Small-$x$ evolution of dipole amplitude in momentum space: forward--off-forward correspondence

TL;DR

This paper demonstrates that the small-$x$ evolution of off-forward dipole amplitudes in momentum space can be derived from forward amplitudes, linking high-energy dipole GTMDs evolution to small-$x$ dipole TMDs.

Contribution

It establishes a correspondence between forward and off-forward dipole amplitudes in momentum space, simplifying the study of their evolution at small-$x$.

Findings

Evolution of off-forward amplitudes determined by forward amplitudes with rescaled momenta.

Translation symmetry in position space implies dependence only on quark-antiquark separation.
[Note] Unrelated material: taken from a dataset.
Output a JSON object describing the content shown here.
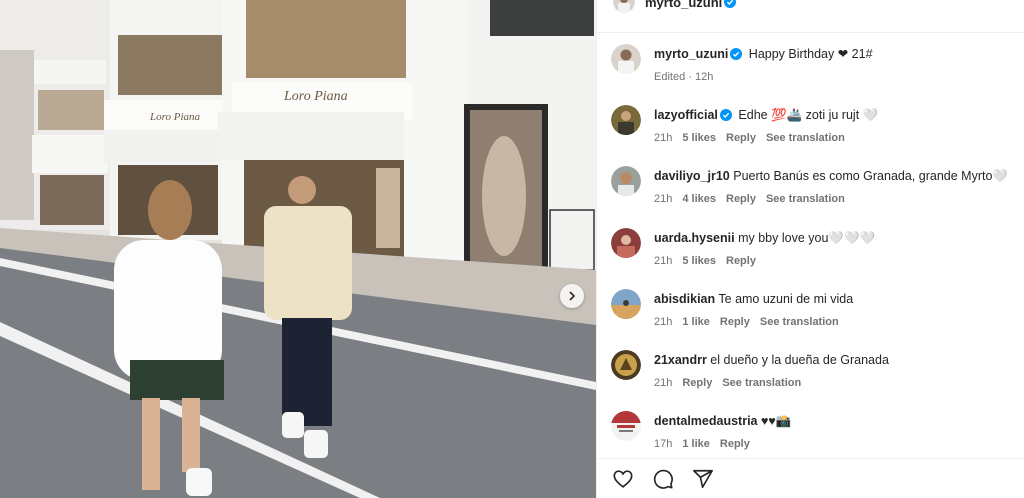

High energy evolution of dipole GTMDs can be studied via dipole TMDs at small-$x$.

Abstract

We have shown that the small-$x$ evolution of the off-forward leading-log dipole scattering amplitudes, both pomeron and odderon, in the momentum space can be completely determined by the evolution of the respective forward amplitudes, with rescaled momenta. In position space, if there is translation symmetry (assumption of a large nucleus), the dipole cross section depends on the positions of quarks and anti-quarks only through their separation. The present study is an equivalent proposition in the momentum space -- where translation symmetry in momentum bifurcates the amplitudes into two translationally symmetric functions along the ${\bf k}$ line in the ${\bf k}-{\bf \Delta}$ plane. It also shows that high energy evolutions of dipole GTMDs can be achieved only by studying the evolution of dipole TMDs at small-$x$.